Current Progress in Therapeutic Gene Editing for Monogenic Diseases

Versha Prakash et al. Mol Ther. .
Free PMC article

Abstract

Programmable nucleases allow defined alterations in the genome with ease-of-use, efficiency, and specificity. Their availability has led to accurate and widespread genome engineering, with multiple applications in basic research, biotechnology, and therapy. With regard to human gene therapy, nuclease-based gene editing has facilitated development of a broad range of therapeutic strategies based on both nonhomologous end joining and homology-dependent repair. This review discusses current progress in nuclease-based therapeutic applications for a subset of inherited monogenic diseases including cystic fibrosis, Duchenne muscular dystrophy, diseases of the bone marrow, and hemophilia and highlights associated challenges and future prospects.

Figures

Figure 1
Figure 1
Overview of therapeutic gene editing. (a) DNA repair pathways for the resolution of a double stranded break (DSB). A nuclease is targeted toward a defined genomic locus, introducing a DSB. This may undergo one of two major repair pathways known as nonhomologous end joining (NHEJ) or homology-directed repair (HDR), depending on cell cycle stage and availability of a DNA donor template. NHEJ is an error-prone mechanism, which causes small insertions or deletions (Indels) upon ligating the ends of the DNA break. HDR is a precise mechanism which repairs the break by using a homologous donor template. (b) Functional gene-editing strategies using DNA repair pathways. 1) NHEJ can be used to disrupt genomic sequences as a consequence of Indels. This can cause frameshift mutations leading to an early stop codon (or restoration of the reading frame by splice site disruption). 2) NHEJ can mediate targeted deletions. This requires generation of DSBs on both sides of the target genomic sequence, which then deletes the intervening sequence while NHEJ re-joins the DNA ends. 3) HDR can be used to correct a specific mutation by introducing a nuclease-mediated DSB (in proximity to the target site) in the presence of a homologous donor DNA containing corrective sequence. Upon recombination, the repair template corrects the mutated locus. 4) Likewise, by supplying exogenous DNA on the donor template flanked between regions of homology, HDR can be used to mediate targeted gene insertion or knock-in. (c) Schematic diagram comparing ex vivo and in vivo approaches.
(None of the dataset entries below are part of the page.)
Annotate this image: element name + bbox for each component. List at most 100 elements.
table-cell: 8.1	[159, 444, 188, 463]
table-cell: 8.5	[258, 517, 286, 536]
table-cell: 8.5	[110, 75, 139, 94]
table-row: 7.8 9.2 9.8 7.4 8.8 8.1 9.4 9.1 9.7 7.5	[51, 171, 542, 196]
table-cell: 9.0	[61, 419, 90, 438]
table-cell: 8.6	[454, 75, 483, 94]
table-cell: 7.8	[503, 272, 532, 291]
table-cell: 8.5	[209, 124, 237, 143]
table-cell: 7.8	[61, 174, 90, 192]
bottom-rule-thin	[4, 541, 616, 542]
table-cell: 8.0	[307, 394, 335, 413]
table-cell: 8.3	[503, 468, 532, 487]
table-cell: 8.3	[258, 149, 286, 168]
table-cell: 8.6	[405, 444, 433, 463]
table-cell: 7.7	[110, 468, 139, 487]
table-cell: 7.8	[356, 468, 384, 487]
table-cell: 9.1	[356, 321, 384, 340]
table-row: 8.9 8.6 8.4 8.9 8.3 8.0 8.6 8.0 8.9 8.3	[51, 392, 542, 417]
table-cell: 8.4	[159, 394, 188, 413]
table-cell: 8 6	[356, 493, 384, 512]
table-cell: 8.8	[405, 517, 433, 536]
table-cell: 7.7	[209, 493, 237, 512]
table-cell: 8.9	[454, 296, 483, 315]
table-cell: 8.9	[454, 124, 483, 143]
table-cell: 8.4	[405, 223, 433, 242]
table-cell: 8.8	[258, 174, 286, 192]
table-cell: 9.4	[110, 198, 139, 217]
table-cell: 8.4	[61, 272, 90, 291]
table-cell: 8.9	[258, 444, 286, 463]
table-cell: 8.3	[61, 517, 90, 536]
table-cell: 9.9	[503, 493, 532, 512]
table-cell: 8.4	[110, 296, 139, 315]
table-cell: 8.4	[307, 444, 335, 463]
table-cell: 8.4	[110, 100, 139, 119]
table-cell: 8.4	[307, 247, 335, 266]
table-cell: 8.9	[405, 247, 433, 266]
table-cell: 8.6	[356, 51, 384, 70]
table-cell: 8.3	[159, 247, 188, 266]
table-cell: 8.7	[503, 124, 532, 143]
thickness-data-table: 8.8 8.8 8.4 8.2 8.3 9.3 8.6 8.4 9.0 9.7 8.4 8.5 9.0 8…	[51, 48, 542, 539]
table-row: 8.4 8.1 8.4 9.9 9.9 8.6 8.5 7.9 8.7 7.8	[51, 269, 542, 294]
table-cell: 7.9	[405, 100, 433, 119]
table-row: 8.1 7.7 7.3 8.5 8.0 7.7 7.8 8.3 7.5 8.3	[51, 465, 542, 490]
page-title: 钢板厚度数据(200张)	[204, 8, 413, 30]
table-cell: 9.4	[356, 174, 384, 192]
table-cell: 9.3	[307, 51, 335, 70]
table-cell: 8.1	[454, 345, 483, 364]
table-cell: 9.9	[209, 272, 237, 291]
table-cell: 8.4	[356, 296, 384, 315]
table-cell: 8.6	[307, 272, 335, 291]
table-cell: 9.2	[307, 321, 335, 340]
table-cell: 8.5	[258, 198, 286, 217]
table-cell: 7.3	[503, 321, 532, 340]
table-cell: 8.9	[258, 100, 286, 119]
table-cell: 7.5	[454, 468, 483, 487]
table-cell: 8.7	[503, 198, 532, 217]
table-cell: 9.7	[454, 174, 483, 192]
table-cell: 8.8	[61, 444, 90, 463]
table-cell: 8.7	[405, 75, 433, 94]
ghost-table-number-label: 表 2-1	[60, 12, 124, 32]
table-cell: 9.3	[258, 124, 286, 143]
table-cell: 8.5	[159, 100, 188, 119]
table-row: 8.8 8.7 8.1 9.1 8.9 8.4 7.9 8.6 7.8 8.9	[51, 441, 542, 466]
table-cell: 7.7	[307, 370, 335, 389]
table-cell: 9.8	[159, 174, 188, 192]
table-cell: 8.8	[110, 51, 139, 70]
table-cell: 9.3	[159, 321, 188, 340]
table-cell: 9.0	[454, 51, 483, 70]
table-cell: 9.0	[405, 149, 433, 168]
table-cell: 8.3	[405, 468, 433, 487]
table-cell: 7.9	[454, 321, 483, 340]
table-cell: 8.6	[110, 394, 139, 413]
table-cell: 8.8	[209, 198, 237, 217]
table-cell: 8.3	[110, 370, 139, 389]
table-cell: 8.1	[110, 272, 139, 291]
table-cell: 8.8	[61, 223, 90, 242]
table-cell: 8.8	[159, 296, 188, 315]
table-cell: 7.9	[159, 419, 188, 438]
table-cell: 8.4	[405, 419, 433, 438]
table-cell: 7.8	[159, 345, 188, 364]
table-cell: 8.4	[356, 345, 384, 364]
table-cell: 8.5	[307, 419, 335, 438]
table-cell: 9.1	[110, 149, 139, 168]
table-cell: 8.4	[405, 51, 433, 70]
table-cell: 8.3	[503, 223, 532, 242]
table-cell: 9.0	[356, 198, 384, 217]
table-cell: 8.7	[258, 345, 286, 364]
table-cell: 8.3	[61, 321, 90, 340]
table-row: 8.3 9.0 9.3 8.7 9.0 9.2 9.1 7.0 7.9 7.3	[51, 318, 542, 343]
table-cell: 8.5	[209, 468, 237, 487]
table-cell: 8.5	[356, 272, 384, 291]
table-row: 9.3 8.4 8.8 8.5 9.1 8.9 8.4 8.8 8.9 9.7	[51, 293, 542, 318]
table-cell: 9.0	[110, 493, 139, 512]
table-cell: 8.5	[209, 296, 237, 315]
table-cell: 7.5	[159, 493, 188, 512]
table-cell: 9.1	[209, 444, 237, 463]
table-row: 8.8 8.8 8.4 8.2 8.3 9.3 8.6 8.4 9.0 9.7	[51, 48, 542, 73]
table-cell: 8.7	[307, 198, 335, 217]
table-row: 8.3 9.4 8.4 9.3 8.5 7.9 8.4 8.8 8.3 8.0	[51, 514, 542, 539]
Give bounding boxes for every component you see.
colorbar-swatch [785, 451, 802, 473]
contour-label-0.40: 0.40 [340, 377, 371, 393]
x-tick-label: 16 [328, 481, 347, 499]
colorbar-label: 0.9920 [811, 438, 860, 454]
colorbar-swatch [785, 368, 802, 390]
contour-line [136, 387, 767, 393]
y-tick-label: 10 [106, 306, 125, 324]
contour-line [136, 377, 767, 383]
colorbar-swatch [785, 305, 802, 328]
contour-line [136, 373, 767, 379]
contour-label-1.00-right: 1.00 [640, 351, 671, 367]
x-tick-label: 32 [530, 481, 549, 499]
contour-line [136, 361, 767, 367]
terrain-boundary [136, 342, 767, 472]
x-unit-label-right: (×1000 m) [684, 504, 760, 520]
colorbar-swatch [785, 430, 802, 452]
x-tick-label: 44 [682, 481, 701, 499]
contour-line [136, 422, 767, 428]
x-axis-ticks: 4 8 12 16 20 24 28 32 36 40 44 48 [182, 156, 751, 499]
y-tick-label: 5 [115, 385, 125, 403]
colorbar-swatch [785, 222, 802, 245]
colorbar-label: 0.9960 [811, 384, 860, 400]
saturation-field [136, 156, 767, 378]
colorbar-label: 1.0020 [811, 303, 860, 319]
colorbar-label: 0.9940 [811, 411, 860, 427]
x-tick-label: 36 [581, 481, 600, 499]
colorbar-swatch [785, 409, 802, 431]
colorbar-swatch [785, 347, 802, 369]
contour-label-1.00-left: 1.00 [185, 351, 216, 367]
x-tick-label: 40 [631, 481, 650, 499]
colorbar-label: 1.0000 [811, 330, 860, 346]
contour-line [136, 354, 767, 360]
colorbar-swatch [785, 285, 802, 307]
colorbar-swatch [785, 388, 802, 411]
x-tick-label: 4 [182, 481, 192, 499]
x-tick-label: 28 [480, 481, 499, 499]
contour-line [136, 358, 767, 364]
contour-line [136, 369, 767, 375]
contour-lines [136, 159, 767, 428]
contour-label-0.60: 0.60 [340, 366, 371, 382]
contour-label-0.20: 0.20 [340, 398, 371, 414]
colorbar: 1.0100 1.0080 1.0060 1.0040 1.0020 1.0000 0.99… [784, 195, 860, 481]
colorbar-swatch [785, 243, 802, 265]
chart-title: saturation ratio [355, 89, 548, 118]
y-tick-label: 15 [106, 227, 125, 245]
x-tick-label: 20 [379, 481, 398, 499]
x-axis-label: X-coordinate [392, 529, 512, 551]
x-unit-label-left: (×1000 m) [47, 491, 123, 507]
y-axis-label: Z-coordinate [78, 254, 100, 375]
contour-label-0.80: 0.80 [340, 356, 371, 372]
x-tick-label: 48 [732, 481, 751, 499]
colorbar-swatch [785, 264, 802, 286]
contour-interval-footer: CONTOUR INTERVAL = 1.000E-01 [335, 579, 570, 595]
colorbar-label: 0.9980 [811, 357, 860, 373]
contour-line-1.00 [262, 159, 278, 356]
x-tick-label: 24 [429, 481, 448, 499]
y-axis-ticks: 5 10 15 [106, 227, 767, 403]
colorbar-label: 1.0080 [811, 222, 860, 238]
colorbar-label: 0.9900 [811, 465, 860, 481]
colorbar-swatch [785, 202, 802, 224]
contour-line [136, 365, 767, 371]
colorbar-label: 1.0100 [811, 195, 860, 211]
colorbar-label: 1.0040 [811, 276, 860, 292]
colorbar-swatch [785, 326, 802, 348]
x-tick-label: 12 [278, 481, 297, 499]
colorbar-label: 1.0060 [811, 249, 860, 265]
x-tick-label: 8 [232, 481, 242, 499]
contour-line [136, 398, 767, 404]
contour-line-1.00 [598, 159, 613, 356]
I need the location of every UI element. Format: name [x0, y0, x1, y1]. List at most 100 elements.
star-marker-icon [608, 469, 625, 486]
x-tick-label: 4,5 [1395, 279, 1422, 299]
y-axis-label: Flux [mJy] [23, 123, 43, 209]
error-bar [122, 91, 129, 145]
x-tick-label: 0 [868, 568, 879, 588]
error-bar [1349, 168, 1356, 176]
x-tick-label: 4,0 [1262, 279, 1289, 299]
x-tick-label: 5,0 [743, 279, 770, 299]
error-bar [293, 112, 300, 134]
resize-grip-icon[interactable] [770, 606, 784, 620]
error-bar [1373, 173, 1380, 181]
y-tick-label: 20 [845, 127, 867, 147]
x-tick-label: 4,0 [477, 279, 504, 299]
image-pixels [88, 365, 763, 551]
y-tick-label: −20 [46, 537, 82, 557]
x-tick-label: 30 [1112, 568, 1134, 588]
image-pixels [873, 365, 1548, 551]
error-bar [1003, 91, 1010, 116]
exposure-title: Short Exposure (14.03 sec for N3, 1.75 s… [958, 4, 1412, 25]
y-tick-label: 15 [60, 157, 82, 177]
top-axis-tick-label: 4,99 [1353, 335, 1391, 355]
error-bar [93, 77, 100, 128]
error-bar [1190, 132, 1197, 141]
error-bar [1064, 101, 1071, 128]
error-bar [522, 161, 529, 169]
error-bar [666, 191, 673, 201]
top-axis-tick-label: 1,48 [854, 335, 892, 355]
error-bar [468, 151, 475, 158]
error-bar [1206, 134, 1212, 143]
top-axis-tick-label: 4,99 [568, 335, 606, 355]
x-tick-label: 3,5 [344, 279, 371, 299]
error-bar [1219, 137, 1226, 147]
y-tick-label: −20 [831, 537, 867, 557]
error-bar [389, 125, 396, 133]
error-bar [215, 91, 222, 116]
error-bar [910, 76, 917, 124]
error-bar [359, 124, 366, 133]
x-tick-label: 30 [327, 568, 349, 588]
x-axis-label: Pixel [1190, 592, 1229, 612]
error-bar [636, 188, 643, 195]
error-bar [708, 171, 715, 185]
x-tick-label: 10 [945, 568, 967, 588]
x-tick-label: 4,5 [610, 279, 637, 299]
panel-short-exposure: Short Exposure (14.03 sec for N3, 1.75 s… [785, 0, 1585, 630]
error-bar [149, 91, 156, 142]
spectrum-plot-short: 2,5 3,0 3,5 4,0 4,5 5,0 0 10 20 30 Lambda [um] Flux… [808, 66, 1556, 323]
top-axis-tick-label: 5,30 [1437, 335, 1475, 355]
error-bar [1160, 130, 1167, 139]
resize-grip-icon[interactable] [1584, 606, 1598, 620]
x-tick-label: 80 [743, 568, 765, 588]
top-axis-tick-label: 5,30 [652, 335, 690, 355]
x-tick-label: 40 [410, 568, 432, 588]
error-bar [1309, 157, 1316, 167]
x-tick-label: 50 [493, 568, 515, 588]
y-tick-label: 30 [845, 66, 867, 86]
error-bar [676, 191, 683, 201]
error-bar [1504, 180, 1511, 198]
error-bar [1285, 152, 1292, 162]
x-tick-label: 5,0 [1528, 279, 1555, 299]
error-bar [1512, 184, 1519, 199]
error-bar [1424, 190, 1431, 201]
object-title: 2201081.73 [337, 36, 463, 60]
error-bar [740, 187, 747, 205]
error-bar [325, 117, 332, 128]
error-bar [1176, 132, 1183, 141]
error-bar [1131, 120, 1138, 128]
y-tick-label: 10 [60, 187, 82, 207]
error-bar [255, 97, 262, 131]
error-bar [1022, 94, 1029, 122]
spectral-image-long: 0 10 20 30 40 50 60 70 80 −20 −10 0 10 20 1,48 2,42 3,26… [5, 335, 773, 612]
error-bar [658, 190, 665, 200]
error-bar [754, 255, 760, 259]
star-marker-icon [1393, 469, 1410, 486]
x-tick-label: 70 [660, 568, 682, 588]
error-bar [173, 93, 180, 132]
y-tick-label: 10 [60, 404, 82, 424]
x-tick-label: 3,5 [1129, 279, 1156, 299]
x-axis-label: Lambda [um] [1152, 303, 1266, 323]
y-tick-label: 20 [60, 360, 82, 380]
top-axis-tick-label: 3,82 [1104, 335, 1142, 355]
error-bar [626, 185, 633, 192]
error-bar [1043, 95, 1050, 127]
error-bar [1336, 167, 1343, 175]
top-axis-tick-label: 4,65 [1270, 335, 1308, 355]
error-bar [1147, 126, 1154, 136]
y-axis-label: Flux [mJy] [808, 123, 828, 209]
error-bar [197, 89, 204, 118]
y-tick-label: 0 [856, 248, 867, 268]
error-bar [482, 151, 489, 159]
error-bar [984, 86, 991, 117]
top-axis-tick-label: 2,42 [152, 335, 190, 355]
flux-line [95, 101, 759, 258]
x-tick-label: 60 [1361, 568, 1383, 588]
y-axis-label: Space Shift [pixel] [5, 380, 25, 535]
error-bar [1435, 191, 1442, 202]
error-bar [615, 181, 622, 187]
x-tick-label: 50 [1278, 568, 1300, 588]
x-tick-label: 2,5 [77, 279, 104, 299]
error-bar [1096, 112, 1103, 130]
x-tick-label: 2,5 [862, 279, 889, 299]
In vivo approaches involve direct transfer (denoted by the syringe) of genome-editing reagents such as programmable nucleases and donor templates to the human body. In this instance, two prominent gene transfer agents, viral vectors, and liposomes are shown. Ex vivo is centered on correction of the genetic defect outside of the body. This is a staged-approach whereby: 1) Patient cells are obtained. 2) Gene editing is performed in vitro. This involves delivery of nucleases on their own or concomitantly with repair template. The patient cells can be programmed into induced pluripotent stem cells (iPSCs) before or after gene editing. Once corrected, iPSCs may be differentiated into cell types of interest. 3) The genetically corrected cells are characterized and expanded. 4) The corrected cells are then re-grafted back into the patient through autologous transplantation.